L’enjeu est d’éviter de (trop) souffrir et/ou de réagir avec agressivité lorsque l’on m’adresse une critique.

Une critique peut s’exprimer sous de multiples formes :
dénigrement (dépréciation, diffamation, etc.),
généralisation (attribution d’une défaillance ponctuelle comme trait de caractère habituel),
moralisation (jugement d’une personne en fonction d’un jugement de valeur),
comparaison (en termes de beauté, richesse, réussite etc.),
reproche (stigmatisation d’une chose que j’ai dite ou faite – ou manquée),
ordre (demande de faire ou dire quelque chose de différent),
insulte, etc.

Une critique trouve en général son origine dans une croyance, un refus d’endosser la responsabilité de ses sentiments (quand on attribue une émotion à une cause extérieure à soi) ou une insatisfaction de besoins personnels. Selon Marshall B. ROSENBERG, elle a un caractère “aliénant” ; elle génère une combinaison d’émotions limitantes, de pensées négatives et de comportements défensifs chez celui/celle qui la reçoit.

Une critique a un impact direct sur l’estime de soi de celui/celle à qui elle s’adresse, car elle affecte son évaluation de soi en lui renvoyant “un miroir négatif” sur son importance et ses capacités.

Lorsque je reçois une critique, je peux essayer :
d’approfondir ma connaissance de moi-même en postulant que mon interlocuteur met peut-être en exergue l’une de mes particularités dont je n’ai pas conscience : “Qu’ai-je appris de mon erreur (et comment puis-je ajuster ma façon de procéder) ?”
d’exercer ma faculté d’empathie à l’égard de mon interlocuteur en tentant de comprendre son point de vue et de ressentir la même chose que lui : “Comment vais-je lorsque je me glisse ‘dans la peau de l’autre’ ?”

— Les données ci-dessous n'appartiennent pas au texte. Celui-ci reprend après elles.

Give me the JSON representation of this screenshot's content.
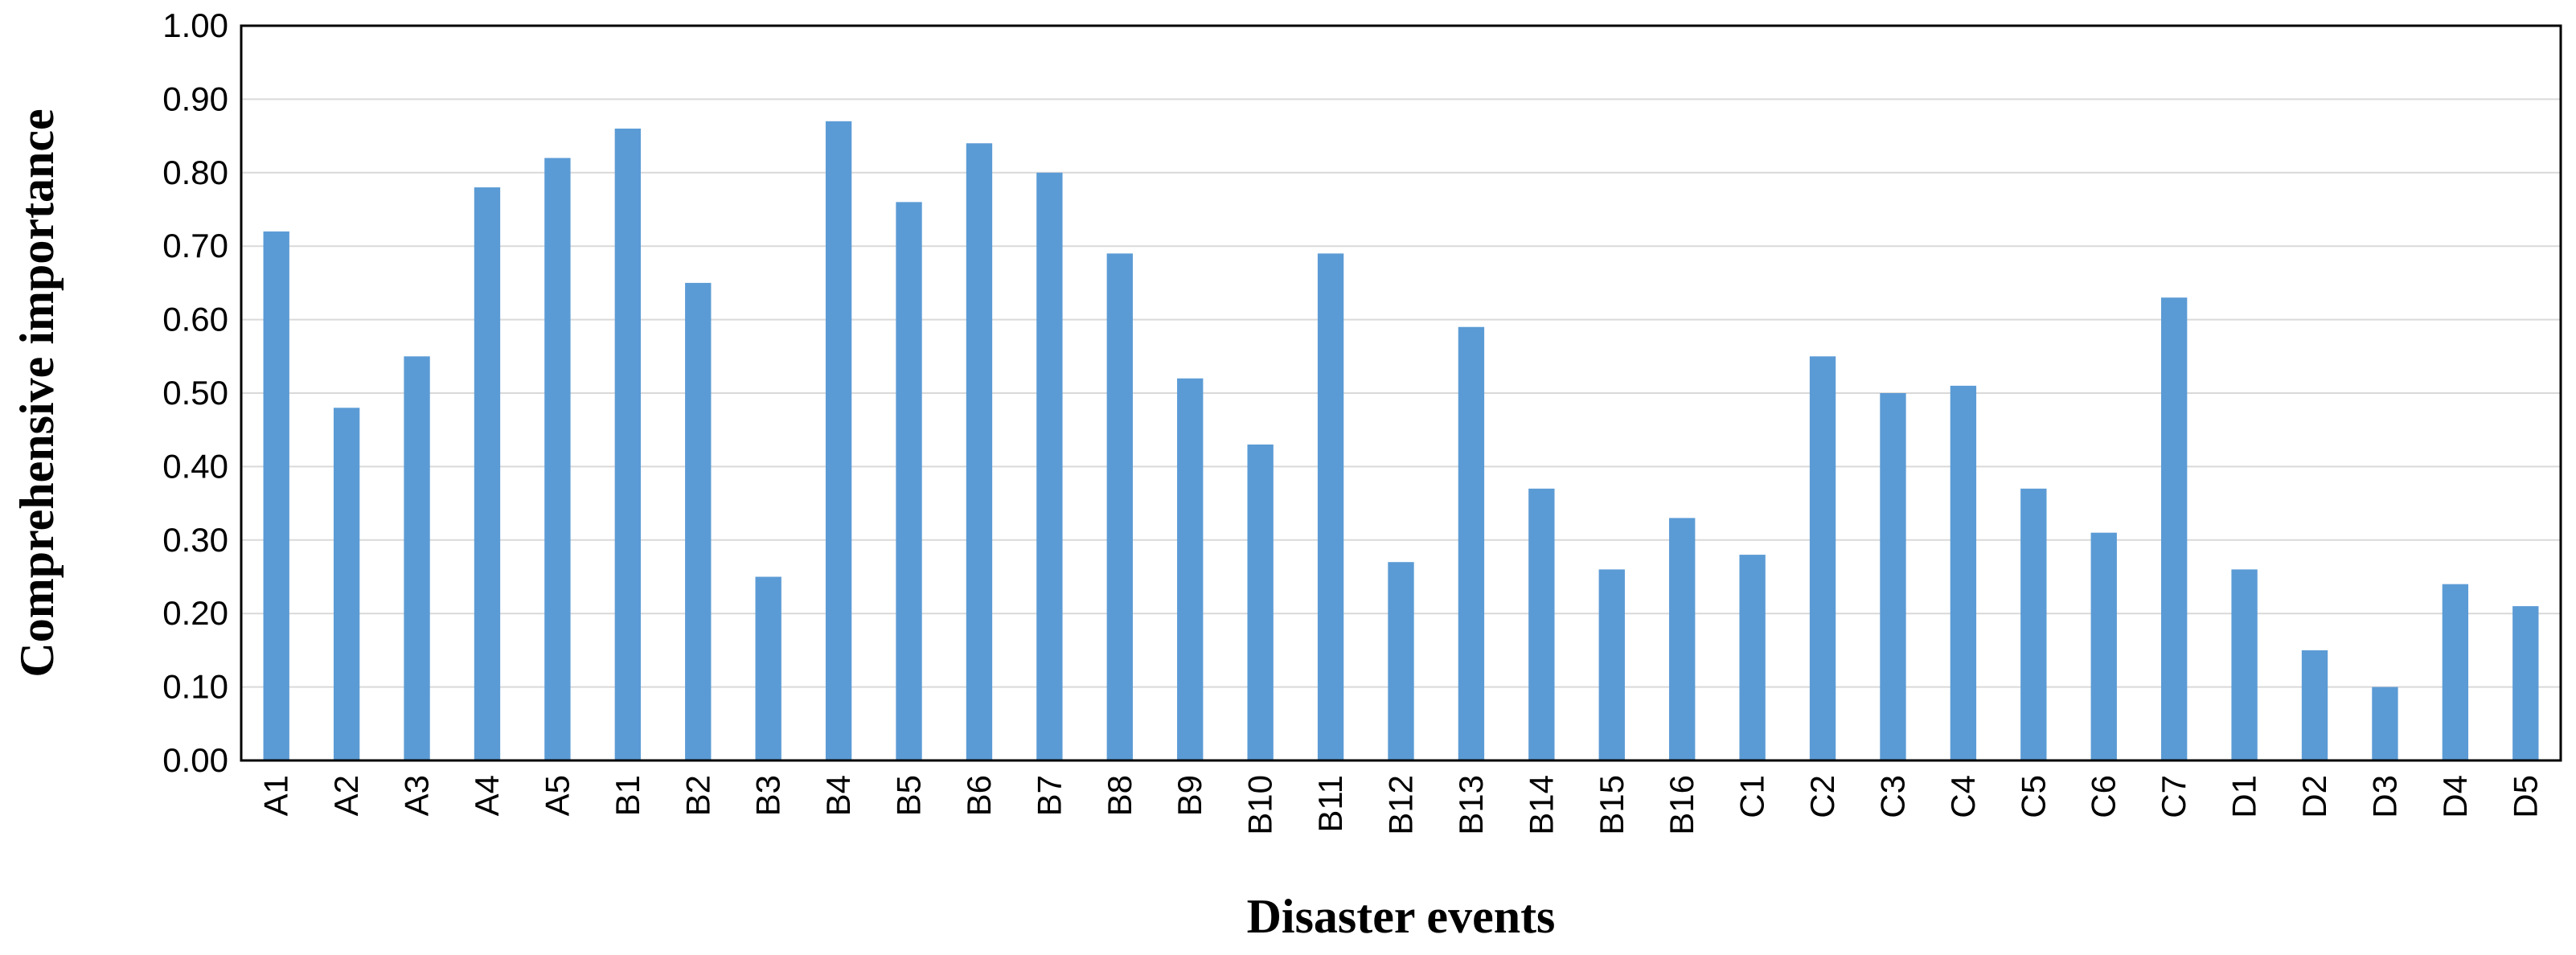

Concrètement, je peux essayer de recentrer l’échange en :
cherchant un moment critique où je peux faire prendre un tour plus serein à notre échange ;
prenant du recul (par exemple en inspirant un grand coup ou en expirant lentement ou en faisant un pas sur le côté etc.) ;
endossant le point de vue de mon interlocuteur : “Qu’ai-je fait qui puisse être qualifié de stupide, bête, lâche, brutal, abusif, malhonnête… ?” ;
invitant l’autre à dire quelle action il souhaiterait que j’accomplisse ;
vérifiant si sa demande est bien “CRAPPO”1 ;
ne portant aucune attention aux éventuels reproches suivants (par exemple en me concentrant sur un souvenir agréable etc.).

Et bien sûr, en utilisant la reformulation à chaque occasion.